Technical Analysis

Will the Dollar Index hold on to the gains?

Gurumurthy K BL Research Bureau | Updated on November 20, 2021

Rupee remains resilient in spite of the strength in the greenback

The US Dollar Index has seen a strong rise in the last two weeks. The index has broken above 94.50 and has surged towards 96 in line with our expectation. The dollar index made a high of 96.24 and closed at 96.07 last week. It has risen 1.96 per cent in the last two weeks. A sharp fall in the euro has pushed the dollar index sharply higher. The euro had tumbled well beyond our expected level of 1.14 and made a low of 1.1250 last week. It has closed at 1.1274 and is down 2.52 per cent in the last two weeks.

For the coming week, data on the Personal Consumption Expenditure (PCE) – the US Federal Reserve’s inflation gauge — is due for release on Wednesday. With the stimulus taper already in place, market will watch this data closely to get a cue for the beginning of the rate hike cycle. A strong PCE number will increase chances of the Fed beginning the rate hikes much faster than expected and, in turn, will have a positive impact on the US Dollar.

Dollar Index: Room to rise

The surge to 96 that we were talking about in this column over the last several weeks has happened. There is an immediate resistance at 96.50. A corrective fall from there to 95.50-95 cannot be ruled out. A sideways consolidation between 95 and 96.50 is a possibility in the near term.

However, from a bigger picture, cluster of supports are seen in the 95-94 region. As such, the overall outlook will remain bullish as long as the dollar index stays above 94. That will keep alive the chances of the index breaking above 96.50 eventually. Such a break will then pave the way for a fresh rise to 98. The dollar index will have to fall below 94 now in order to come under pressure and put the uptrend under threat.

Euro: Bearish

The fall to 1.14 has happened much faster than expected. Indeed, the euro has declined well below 1.14 also. The outlook remains bearish.

The euro can still fall further towards 1.1190-1.1185. Inability to bounce from the 1.1190-1.1185 support zone can drag the currency further lower towards 1.1120-1.1100 in the coming weeks. The current fall is likely to halt either at 1.1190-1.1185 or at 1.1120-1.1100. Thereafter, a fresh bounce can take it back to 1.13.

Though a strong reversal is not looking likely, the euro can remain in a sideways range of 1.11-1.13/1.14 for a month or two, going forward.

From a bigger picture, as long as the euro stays below 1.14, there is a danger of it breaking below 1.11 and see a further deeper fall to 1.10-1.08 in the coming months. A strong break above 1.14 is needed to ease the downside pressure. However, the euro will have to rise past 1.16 to bring back the bullishness into the picture.

Yields: Volatile, but range-bound

The US 10Yr (1.55 per cent) Treasury yield has been volatile in the last two weeks.

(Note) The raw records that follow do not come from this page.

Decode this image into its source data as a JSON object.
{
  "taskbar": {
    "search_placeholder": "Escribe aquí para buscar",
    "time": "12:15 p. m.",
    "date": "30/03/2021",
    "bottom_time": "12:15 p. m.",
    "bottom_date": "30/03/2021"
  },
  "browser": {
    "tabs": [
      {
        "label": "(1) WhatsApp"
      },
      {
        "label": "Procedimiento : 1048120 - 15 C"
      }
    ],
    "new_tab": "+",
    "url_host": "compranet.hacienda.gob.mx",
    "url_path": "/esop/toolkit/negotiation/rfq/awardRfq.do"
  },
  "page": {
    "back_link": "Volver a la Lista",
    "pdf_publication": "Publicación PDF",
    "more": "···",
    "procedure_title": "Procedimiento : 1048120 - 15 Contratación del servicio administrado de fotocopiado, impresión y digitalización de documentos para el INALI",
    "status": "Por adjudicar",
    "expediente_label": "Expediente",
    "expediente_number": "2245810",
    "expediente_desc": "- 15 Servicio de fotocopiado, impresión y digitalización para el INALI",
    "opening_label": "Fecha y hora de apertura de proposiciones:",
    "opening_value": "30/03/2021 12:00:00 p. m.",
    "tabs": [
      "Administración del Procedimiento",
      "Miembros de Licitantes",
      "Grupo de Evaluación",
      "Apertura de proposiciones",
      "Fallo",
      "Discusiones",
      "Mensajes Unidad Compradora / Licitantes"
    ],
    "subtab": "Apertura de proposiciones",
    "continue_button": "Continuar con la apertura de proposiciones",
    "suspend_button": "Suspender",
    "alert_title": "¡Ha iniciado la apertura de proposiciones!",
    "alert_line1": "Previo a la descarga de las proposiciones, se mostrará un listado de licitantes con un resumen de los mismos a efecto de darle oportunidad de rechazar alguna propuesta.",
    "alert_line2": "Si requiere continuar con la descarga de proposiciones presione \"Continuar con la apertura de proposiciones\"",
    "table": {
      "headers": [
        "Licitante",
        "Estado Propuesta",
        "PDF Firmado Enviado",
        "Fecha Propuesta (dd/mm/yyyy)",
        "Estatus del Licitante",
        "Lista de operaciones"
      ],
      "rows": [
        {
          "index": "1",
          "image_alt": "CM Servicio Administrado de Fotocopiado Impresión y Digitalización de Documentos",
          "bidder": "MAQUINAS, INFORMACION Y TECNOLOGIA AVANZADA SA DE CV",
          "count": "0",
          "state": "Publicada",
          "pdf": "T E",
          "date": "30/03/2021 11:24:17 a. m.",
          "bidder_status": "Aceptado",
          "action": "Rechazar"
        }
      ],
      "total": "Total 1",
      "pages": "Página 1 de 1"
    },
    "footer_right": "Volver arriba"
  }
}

It rose sharply from 1.45 per cent to 1.64 per cent and then has come off from there to the current level of 1.55 per cent. Overall, we can expect the 10Yr Treasury yield to consolidate in the 1.45-1.65 per cent range for some time. Within this range, the chances are high for it to come down towards 1.45 per cent — the lower end of the range. A slightly broader range of trade that is also possible is 1.35-1.75 per cent.

Rupee: Can strengthen further

The near-term outlook is mixed for the rupee. The domestic currency can trade in the range of 74-74.45 for some time. The chances are high for it to break 74 and strengthen towards 73.80-73.70. A slightly broader range of trade could be 73.70-74.60/74.70 for the next few weeks.

However, from a bigger picture, 74.60-74.70 is a strong support. As long as the rupee sustains above 74.70, the chances are high for it break 73.70 and strengthen towards 73.40 and 73.20 in the coming months.